👨🏼‍💻 Exercises

m1::e0 - Vector Memory

Write out the stack and heap memory of THIS sequence of vector operations. You can represent unitialized memory with a *. The vector must double its capacity and copy over each element once it gets a push operation while at capacity. The vector must resize to half its size and copy over each active element once it gets a pop operation while at quarter capacity.

Create new vector of capacity 4
.push(5)
.push(2)
.push(1)
.pop()
.push(42)
.push(350)
.push(1337)
.push(1)
.push(2)
.push(5)
.push(10)
.pop()
.pop()
.pop()
.pop()
.pop()
.pop()
.pop()
.pop()

Barring a few errors here and there this should be a simple exercise. Except. Are you sure you got all of the undefined (*) values right?

Which common operation could have replaced the last sequence of .pop() operations in the case where you wouldn't be using the popped values?

m1::e1 - Linearized Indexing

You have an array of dimensions MN in a linearized array data, write pseudo code that iterates through all data elements using two for-loops and doubles the value in place.

You have an array of dimensions MNK in a linearized array data, write pseudo code that iterates through all data elements using three for-loops and triples the value in place.

m1::e2 - Killing the Garbage Collector

Where would you add a pointer to hurt garbage collection the most?

Adding which pointer would result in the most nodes not being properly garbage collected?
If the garbage collector implements cycle detection to depth 2 adding which pointer would break it? The nodes can't point to themselves.

How could you make this sort of general graph, with very few restrictions, safe for garbage collection?

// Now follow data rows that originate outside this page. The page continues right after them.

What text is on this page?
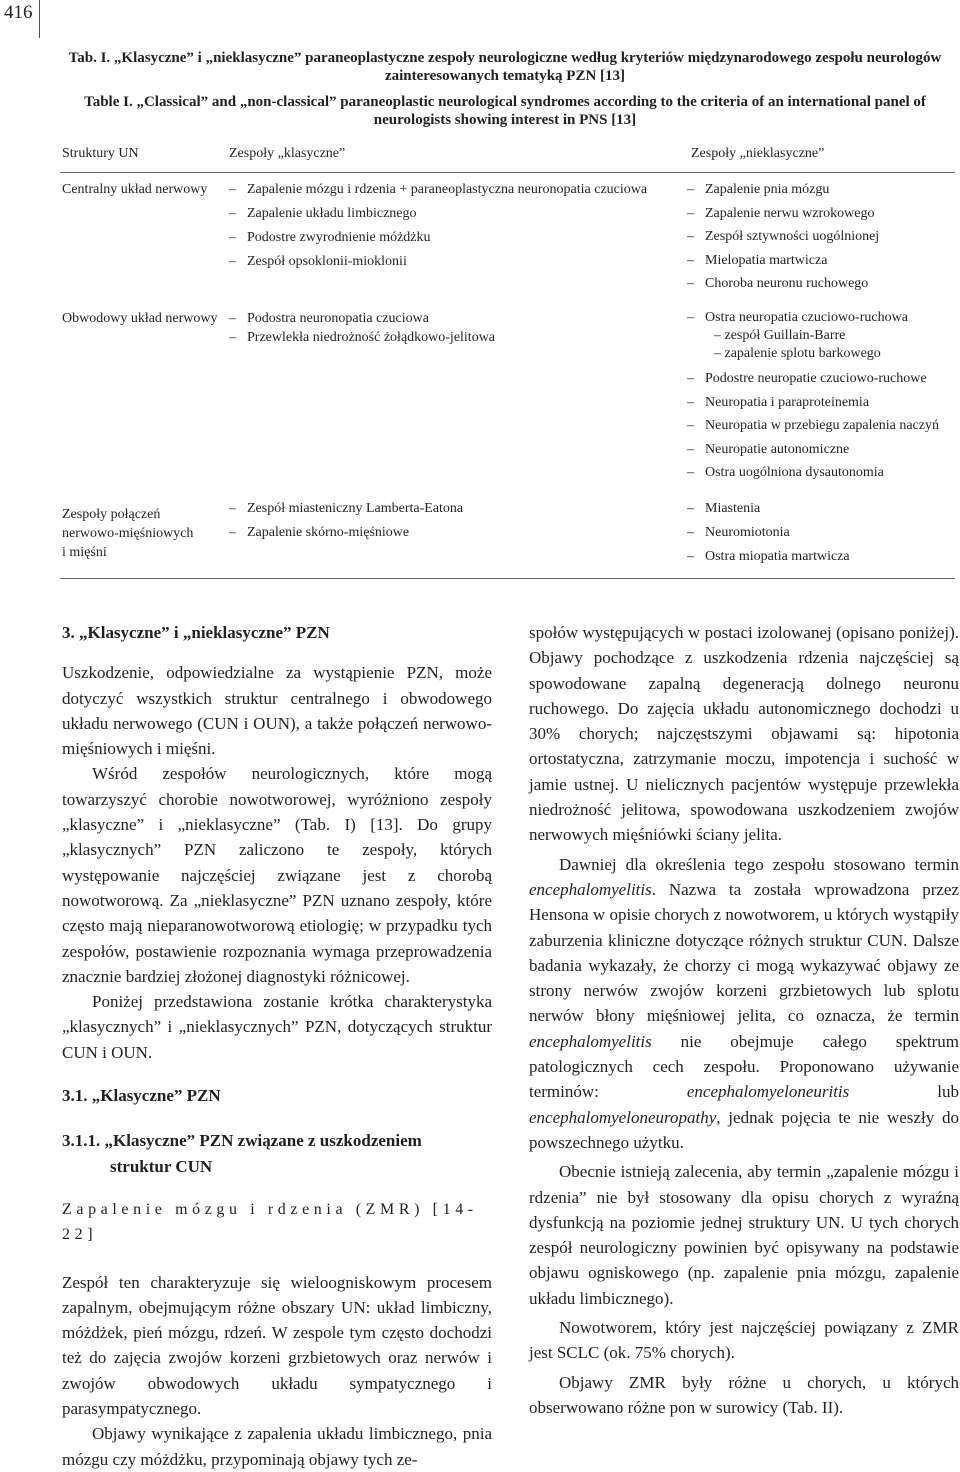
416
Tab. I. „Klasyczne” i „nieklasyczne” paraneoplastyczne zespoły neurologiczne według kryteriów międzynarodowego zespołu neurologów zainteresowanych tematyką PZN [13]
Table I. „Classical” and „non-classical” paraneoplastic neurological syndromes according to the criteria of an international panel of neurologists showing interest in PNS [13]
Struktury UN	Zespoły „klasyczne”	Zespoły „nieklasyczne”
Centralny układ nerwowy – Zapalenie mózgu i rdzenia + paraneoplastyczna neuronopatia czuciowa
– Zapalenie układu limbicznego
– Podostre zwyrodnienie móżdżku
– Zespół opsoklonii-mioklonii
– Zapalenie pnia mózgu
– Zapalenie nerwu wzrokowego
– Zespół sztywności uogólnionej
– Mielopatia martwicza
– Choroba neuronu ruchowego
Obwodowy układ nerwowy – Podostra neuronopatia czuciowa
– Przewlekła niedrożność żołądkowo-jelitowa
– Ostra neuropatia czuciowo-ruchowa
– zespół Guillain-Barre
– zapalenie splotu barkowego
– Podostre neuropatie czuciowo-ruchowe
– Neuropatia i paraproteinemia
– Neuropatia w przebiegu zapalenia naczyń
– Neuropatie autonomiczne
– Ostra uogólniona dysautonomia
Zespoły połączeń
nerwowo-mięśniowych
i mięśni
– Zespół miasteniczny Lamberta-Eatona
– Zapalenie skórno-mięśniowe
– Miastenia
– Neuromiotonia
– Ostra miopatia martwicza
3. „Klasyczne” i „nieklasyczne” PZN

Uszkodzenie, odpowiedzialne za wystąpienie PZN, może dotyczyć wszystkich struktur centralnego i obwodowego układu nerwowego (CUN i OUN), a także połączeń nerwowo-mięśniowych i mięśni.

Wśród zespołów neurologicznych, które mogą towarzyszyć chorobie nowotworowej, wyróżniono zespoły „klasyczne” i „nieklasyczne” (Tab. I) [13]. Do grupy „klasycznych” PZN zaliczono te zespoły, których występowanie najczęściej związane jest z chorobą nowotworową. Za „nieklasyczne” PZN uznano zespoły, które często mają nieparanowotworową etiologię; w przypadku tych zespołów, postawienie rozpoznania wymaga przeprowadzenia znacznie bardziej złożonej diagnostyki różnicowej.

Poniżej przedstawiona zostanie krótka charakterystyka „klasycznych” i „nieklasycznych” PZN, dotyczących struktur CUN i OUN.

3.1. „Klasyczne” PZN
3.1.1. „Klasyczne” PZN związane z uszkodzeniem
struktur CUN

Zapalenie mózgu i rdzenia (ZMR) [14-22]

Zespół ten charakteryzuje się wieloogniskowym procesem zapalnym, obejmującym różne obszary UN: układ limbiczny, móżdżek, pień mózgu, rdzeń. W zespole tym często dochodzi też do zajęcia zwojów korzeni grzbietowych oraz nerwów i zwojów obwodowych układu sympatycznego i parasympatycznego.

Objawy wynikające z zapalenia układu limbicznego, pnia mózgu czy móżdżku, przypominają objawy tych ze-

społów występujących w postaci izolowanej (opisano poniżej). Objawy pochodzące z uszkodzenia rdzenia najczęściej są spowodowane zapalną degeneracją dolnego neuronu ruchowego. Do zajęcia układu autonomicznego dochodzi u 30% chorych; najczęstszymi objawami są: hipotonia ortostatyczna, zatrzymanie moczu, impotencja i suchość w jamie ustnej. U nielicznych pacjentów występuje przewlekła niedrożność jelitowa, spowodowana uszkodzeniem zwojów nerwowych mięśniówki ściany jelita.

Dawniej dla określenia tego zespołu stosowano termin encephalomyelitis. Nazwa ta została wprowadzona przez Hensona w opisie chorych z nowotworem, u których wystąpiły zaburzenia kliniczne dotyczące różnych struktur CUN. Dalsze badania wykazały, że chorzy ci mogą wykazywać objawy ze strony nerwów zwojów korzeni grzbietowych lub splotu nerwów błony mięśniowej jelita, co oznacza, że termin encephalomyelitis nie obejmuje całego spektrum patologicznych cech zespołu. Proponowano używanie terminów: encephalomyeloneuritis lub encephalomyeloneuropathy, jednak pojęcia te nie weszły do powszechnego użytku.

Obecnie istnieją zalecenia, aby termin „zapalenie mózgu i rdzenia” nie był stosowany dla opisu chorych z wyraźną dysfunkcją na poziomie jednej struktury UN. U tych chorych zespół neurologiczny powinien być opisywany na podstawie objawu ogniskowego (np. zapalenie pnia mózgu, zapalenie układu limbicznego).

Nowotworem, który jest najczęściej powiązany z ZMR jest SCLC (ok. 75% chorych).

Objawy ZMR były różne u chorych, u których obserwowano różne pon w surowicy (Tab. II).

In the case of the multiply connected nodes, can you come up with a structural solution which allows us to make arbitrary graphs in a garbage collected setting or safe in a C++/Rust setting?

m1::e3 - Gathering Histograms

Extend the program in code::gpu_histogram with a shader which uses the gathering paradigm, instead of scattering.

Hints

If the data is unsorted, each thread or work group will need to run through the entire data set.

GPU Programming

This serves as both one of the few instances where we can explicitly program parts of the memory hierarchy (shared memory resides in the L1 cache), but also as an introduction to parallel thinking, which you will need in the next module. The exercises here are fitting as a hand-in if you are doing a course. From experience, just doing the 1D convolution is plenty complicated for someone coming from Python. You'll get the point of how to use shared memory doing it. Doing matrix multiplication as well is good practice, but not strictly necessary.

Hints

You have to hard code the size of the shared memory array, there are ways around it, but they are outside the scope of the exercise. Just pick a size that is bigger than your work group size.
A common issue is for people to forget to set the correct size for shared memory arrays. In other languages, indexing outside of an array might get you a catastrophic error, such as a segmentation fault. In WGSL, it depends on the implementation. But one behavior spotted in the wild is replication of the [n-1] value in perpetuity.
WGSL will complain if you have unused variables.
Try to think of the part of your shader which loads values into shared memory as completely distinct from the part of your shader which is using that data. This includes which thread ID's corresponds to which piece of data.
Don't be disheartened when the first version of your code isn't faster than the non-shared memory version of your shader is faster once you've mitigated branching through padding. The 1D convolution problem doesn't maximally expose memory bandwidth problems as well as the harder matrix multiplication (a 2D problem). You might see the shared memory version pull ahead once you have completed some of the improvements suggested in the next item.
Ideally, when loading data into shared memory you want to have as few if-statements as possible. In the best case you can use a for-loop to stride through the data you are loading with a stride equal to the amount of active threads in the work group. This should result in coalesced memory reads. You should look that up.
It can be useful to see what the GPU is doing. Check out how to get env_logger to give you more information about what wgpu is doing.

m1::e4 - 1D Convolution

Go to m1_memory_hierarchies::code::gpu_hand_in or online and follow the instructions. You need to do 3 different version of 1D convolution, a naive version, one with zero padding of the input signal and one with optimal usage of shared memory.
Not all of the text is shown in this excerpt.